Is there truly any reason to praise this film? Should I add my voice to the hundreds already shouting its praises? I know there’s no dismemberment or demonic children, but still, Video Word Made Flesh can and should throw a few words over to this Best Picture hopeful.

The Artist is a grand film, in every sense of the word, and I will go on to talk about the brilliance of Dujardin the sets, the score, and all of that, but the film’s significance goes far beyond all of its specificity. What The Artist represents is special. What The Artist represents is why I want it to win Best Picture.

In Praise of The Artist

It’s significant that just a few years ago, Avatar nearly walked away with Best Picture. The film was so inane, so utterly stupid, that it was insulting just to watch (the word ‘unobtanium‘ is forever burned into my brain). The simple reason the movie nearly swept the Oscars was money. Avatar had a budget of $237 million and the technical tricks confused audiences into believing they were watching an award-winning movie. To go from Avatar, a craptacular film made entirely on technical trickery, to The Artist, a film the eschews even the spoken word for impeccable craft (and does it with a modest $15 million budget, the lowest of the Best Picture nominees) is huge. To turn away from any pretensions of technical superiority, and to do it in such a dedicated and genuine way, is something beautiful. To return to what makes film great, to the simple craft of storytelling, is something worth rewarding.

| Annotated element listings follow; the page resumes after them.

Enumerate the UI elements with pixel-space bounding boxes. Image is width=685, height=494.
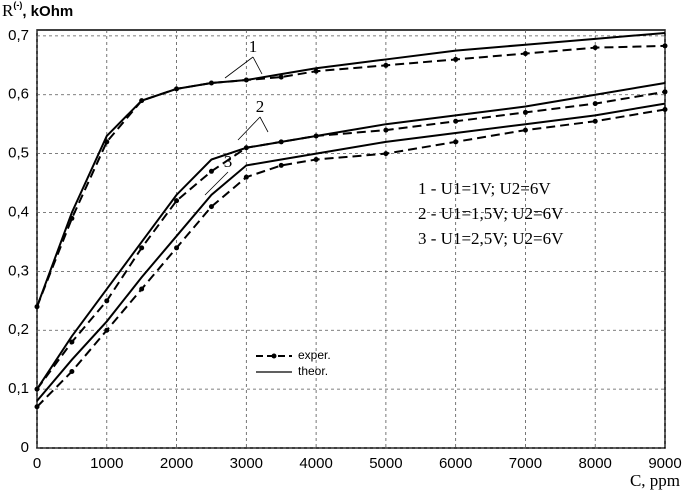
- x-tick-label: 2000: [160, 455, 193, 472]
- marker: [243, 174, 249, 180]
- marker: [592, 45, 598, 51]
- marker: [104, 327, 110, 333]
- x-tick-label: 4000: [299, 455, 332, 472]
- series-line: [36, 108, 666, 408]
- leader-line: [224, 56, 254, 79]
- x-tick-label: 6000: [439, 455, 472, 472]
- marker: [383, 151, 389, 157]
- marker: [139, 98, 145, 104]
- marker: [208, 168, 214, 174]
- x-tick-label: 7000: [509, 455, 542, 472]
- marker: [208, 204, 214, 210]
- marker: [34, 386, 40, 392]
- marker: [139, 286, 145, 292]
- y-tick-label: 0,3: [8, 262, 29, 279]
- marker: [453, 118, 459, 124]
- x-tick-label: 5000: [369, 455, 402, 472]
- y-tick-label: 0,7: [8, 27, 29, 44]
- x-tick-label: 0: [33, 455, 41, 472]
- marker: [174, 245, 180, 251]
- plot-frame: [36, 29, 666, 449]
- series-line: [36, 81, 666, 390]
- marker: [522, 51, 528, 57]
- marker: [104, 139, 110, 145]
- marker: [69, 368, 75, 374]
- y-tick-label: 0,5: [8, 145, 29, 162]
- marker: [174, 86, 180, 92]
- series-line: [36, 31, 666, 308]
- marker: [139, 245, 145, 251]
- marker: [34, 304, 40, 310]
- leader-line: [259, 116, 269, 133]
- marker: [453, 139, 459, 145]
- y-tick-label: 0: [21, 439, 29, 456]
- series-line: [36, 44, 666, 308]
- x-axis-label: C, ppm: [630, 471, 680, 490]
- marker: [278, 162, 284, 168]
- marker: [662, 43, 668, 49]
- marker: [69, 339, 75, 345]
- leader-line: [237, 116, 261, 141]
- marker: [662, 89, 668, 95]
- marker: [34, 404, 40, 410]
- marker: [104, 298, 110, 304]
- leader-line: [252, 56, 263, 75]
- note: 1 - U1=1V; U2=6V: [418, 179, 551, 198]
- x-tick-label: 8000: [579, 455, 612, 472]
- marker: [278, 139, 284, 145]
- series-line: [36, 90, 666, 390]
- legend-label: exper.: [298, 348, 331, 362]
- note: 2 - U1=1,5V; U2=6V: [418, 204, 564, 223]
- note: 3 - U1=2,5V; U2=6V: [418, 229, 564, 248]
- marker: [278, 74, 284, 80]
- marker: [383, 127, 389, 133]
- x-tick-label: 3000: [230, 455, 263, 472]
- marker: [313, 157, 319, 163]
- legend-label: theor.: [298, 364, 328, 378]
- curve-label: 1: [249, 37, 258, 56]
- marker: [522, 127, 528, 133]
- y-tick-label: 0,4: [8, 203, 29, 220]
- x-tick-label: 9000: [648, 455, 681, 472]
- marker: [453, 56, 459, 62]
- y-tick-label: 0,6: [8, 86, 29, 103]
- marker: [383, 62, 389, 68]
- x-tick-label: 1000: [90, 455, 123, 472]
- marker: [313, 133, 319, 139]
- marker: [522, 109, 528, 115]
- marker: [174, 198, 180, 204]
- y-tick-label: 0,1: [8, 380, 29, 397]
- marker: [592, 101, 598, 107]
- marker: [662, 106, 668, 112]
- marker: [69, 215, 75, 221]
- legend-marker: [271, 353, 277, 359]
- leader-line: [204, 171, 229, 196]
- marker: [208, 80, 214, 86]
- marker: [313, 68, 319, 74]
- y-tick-label: 0,2: [8, 321, 29, 338]
- marker: [592, 118, 598, 124]
- curve-label: 2: [256, 97, 265, 116]
- marker: [243, 145, 249, 151]
- marker: [243, 77, 249, 83]
- y-axis-label: R(-), kOhm: [2, 0, 73, 20]
- curve-label: 3: [224, 152, 233, 171]
- series-line: [36, 102, 666, 402]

The story has been told before in film– George Valentin (Dujardin) is a silent film star, perhaps the greatest of them all. He’s charming, he’s playful, and he’s essentially a good man, but he believes his own hype. When George runs across exuberant extra Peppy Miller (Bejo), it’s love at first sight. But George is married and he and Peppy go their separate ways, George staying in the silent film era and Peppy becoming the poster girl for the new ‘talkies’ that threaten George’s career and legacy.

In Praise of The Artist

The Artist left me breathless for love of film itself. It’s one of the best in a long line of incredible films about films, and I was reminded of the much bleaker Sunset Boulevard from time to time. To compare the two may seem blasphemous, but The Artist is a classic in its own right. The Artist is a romance that would pass the Hays Code, a drama that would break your heart, and a comedy that would break your shell. Its sweetness is matched and countered by its deep and unexpressed longing.

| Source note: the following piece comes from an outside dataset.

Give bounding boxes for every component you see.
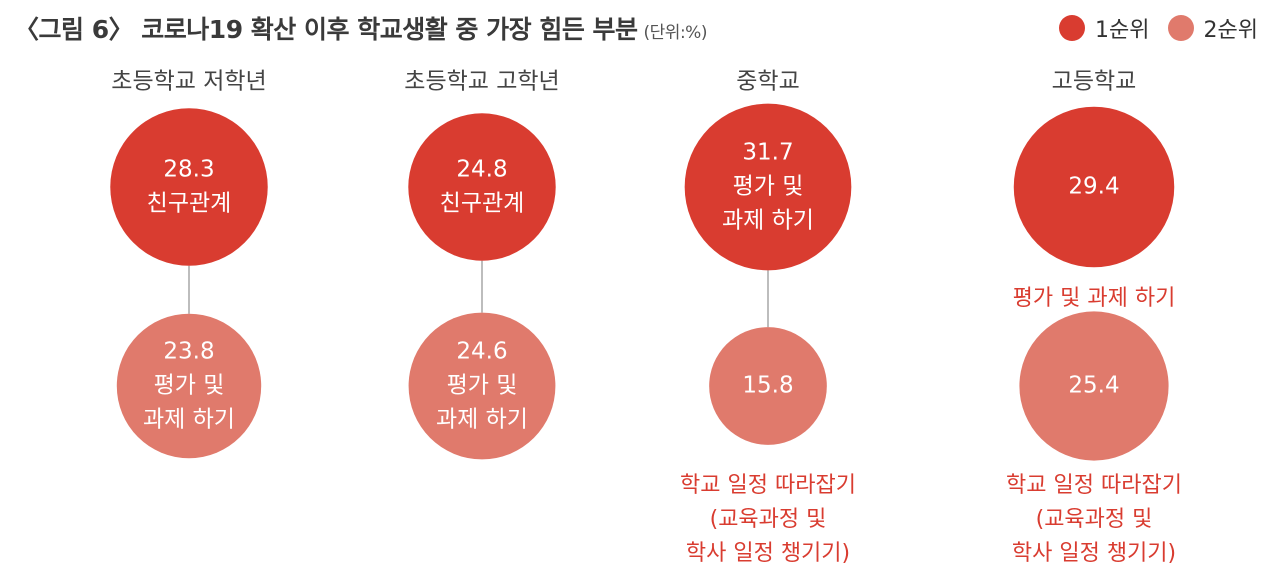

Some have called a 2011 silent movie pretentious, but The Artist is far from pretension. It’s filled to the brim with joy and sadness, overflowing with life, a tribute to and requiem for the films that came before it. There’s something also to be said about the film’s big, loud metaphors. They’re not subtle, they’re far from underplayed, and they’re not complex, either. The metaphors are visual, they’re simple, they’re clear. They accomplish this without slapping you in your face and insulting your intelligence. The metaphors are the film’s dialog.

In Praise of The Artist

The craft of the film goes beyond its writing, to the often astonishing sets (one particular cross section of a busy stairwell so impressed my fellow audience that there were audible gasps), the romantic costumes (one long black fur coat will stay with me for a long time), and the impeccable score, which was burdened with far more importance than the score of a talkie. This isn’t to mention the acting, which (as its Oscar nom sweep will attest) was all around delightful and endlessly watchable. Dujardin has the angelic face of a silent star and the effortless range to push the film to its peaks and drag it to its depths. Bejo is transfixing and, at times, bewildering. (Both, of course, are nearly overshadowed at times by the performance of the film’s dog, Jack Russel Terrier Uggie.)

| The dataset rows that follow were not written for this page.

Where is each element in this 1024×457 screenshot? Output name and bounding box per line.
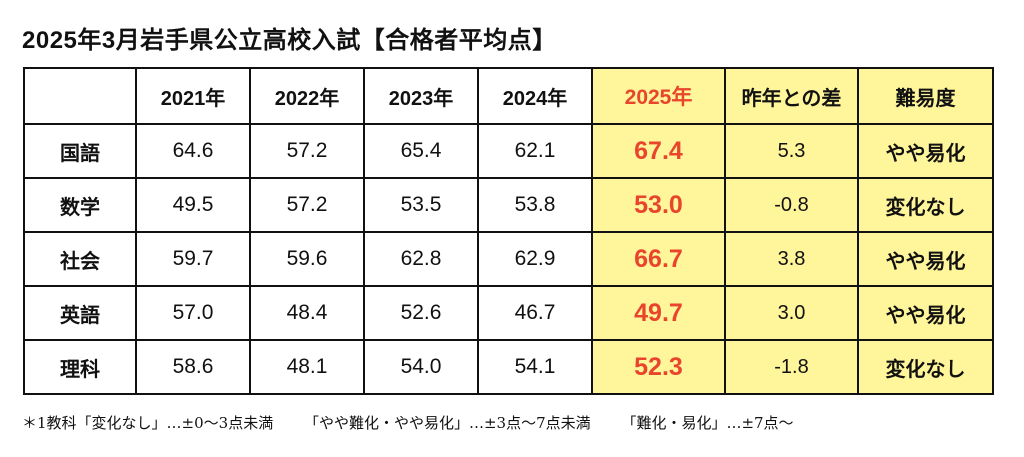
level-cell: 変化なし: [857, 339, 994, 395]
score-2021: 58.6: [135, 339, 251, 395]
score-2021: 57.0: [135, 285, 251, 341]
header-2021: 2021年: [135, 67, 251, 125]
score-2022: 48.4: [249, 285, 365, 341]
diff-cell: 5.3: [724, 123, 859, 179]
table-row: 社会 59.7 59.6 62.8 62.9 66.7 3.8 やや易化: [23, 231, 994, 287]
score-2022: 59.6: [249, 231, 365, 287]
level-cell: やや易化: [857, 285, 994, 341]
footnote-slight-change: 「やや難化・やや易化」…±3点〜7点未満: [303, 414, 591, 432]
subject-cell: 数学: [23, 177, 137, 233]
score-2022: 57.2: [249, 177, 365, 233]
score-2023: 52.6: [363, 285, 479, 341]
header-diff: 昨年との差: [724, 67, 859, 125]
score-2025: 52.3: [591, 339, 726, 395]
header-2025: 2025年: [591, 67, 726, 125]
score-2024: 53.8: [477, 177, 593, 233]
score-2024: 62.9: [477, 231, 593, 287]
score-2023: 62.8: [363, 231, 479, 287]
score-2025: 53.0: [591, 177, 726, 233]
diff-cell: -0.8: [724, 177, 859, 233]
subject-cell: 国語: [23, 123, 137, 179]
level-cell: やや易化: [857, 123, 994, 179]
header-2024: 2024年: [477, 67, 593, 125]
level-cell: やや易化: [857, 231, 994, 287]
diff-cell: -1.8: [724, 339, 859, 395]
page-title: 2025年3月岩手県公立高校入試【合格者平均点】: [22, 27, 557, 54]
score-2023: 53.5: [363, 177, 479, 233]
table-row: 理科 58.6 48.1 54.0 54.1 52.3 -1.8 変化なし: [23, 339, 994, 395]
table-header-row: 2021年 2022年 2023年 2024年 2025年 昨年との差 難易度: [23, 67, 994, 125]
diff-cell: 3.8: [724, 231, 859, 287]
score-2023: 54.0: [363, 339, 479, 395]
level-cell: 変化なし: [857, 177, 994, 233]
diff-cell: 3.0: [724, 285, 859, 341]
subject-cell: 社会: [23, 231, 137, 287]
score-2022: 57.2: [249, 123, 365, 179]
footnote-no-change: ＊1教科「変化なし」…±0〜3点未満: [22, 414, 274, 432]
header-level: 難易度: [857, 67, 994, 125]
score-table: 2021年 2022年 2023年 2024年 2025年 昨年との差 難易度 …: [23, 67, 994, 395]
table-row: 英語 57.0 48.4 52.6 46.7 49.7 3.0 やや易化: [23, 285, 994, 341]
table-row: 数学 49.5 57.2 53.5 53.8 53.0 -0.8 変化なし: [23, 177, 994, 233]
score-2022: 48.1: [249, 339, 365, 395]
table-row: 国語 64.6 57.2 65.4 62.1 67.4 5.3 やや易化: [23, 123, 994, 179]
subject-cell: 英語: [23, 285, 137, 341]
score-2021: 59.7: [135, 231, 251, 287]
score-2021: 49.5: [135, 177, 251, 233]
header-2023: 2023年: [363, 67, 479, 125]
score-2024: 62.1: [477, 123, 593, 179]
score-2025: 67.4: [591, 123, 726, 179]
header-2022: 2022年: [249, 67, 365, 125]
score-2021: 64.6: [135, 123, 251, 179]
score-2023: 65.4: [363, 123, 479, 179]
score-2025: 66.7: [591, 231, 726, 287]
subject-cell: 理科: [23, 339, 137, 395]
score-2025: 49.7: [591, 285, 726, 341]
header-corner: [23, 67, 137, 125]
score-2024: 46.7: [477, 285, 593, 341]
score-2024: 54.1: [477, 339, 593, 395]
footnote-change: 「難化・易化」…±7点〜: [621, 414, 794, 432]
footnote: ＊1教科「変化なし」…±0〜3点未満 「やや難化・やや易化」…±3点〜7点未満 …: [22, 412, 794, 433]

Despite Bejo and Uggie’s wonderful performances, however, this is Dujardin’s film. He and director Michel Hazanavicius offer a surprisingly multifaceted study of machismo, pride and masculinity. Dujardin’s dance of rise and fall is not unique, and its true power lies in its iconic image of the great man, felled by his own fears.

If you’re lucky enough to have a theater nearby playing The Artist, go and check it out. At the very least, the film’s playful dance between sound and image will feed your mind, and at the very best you may leave the theater as inspired as I was.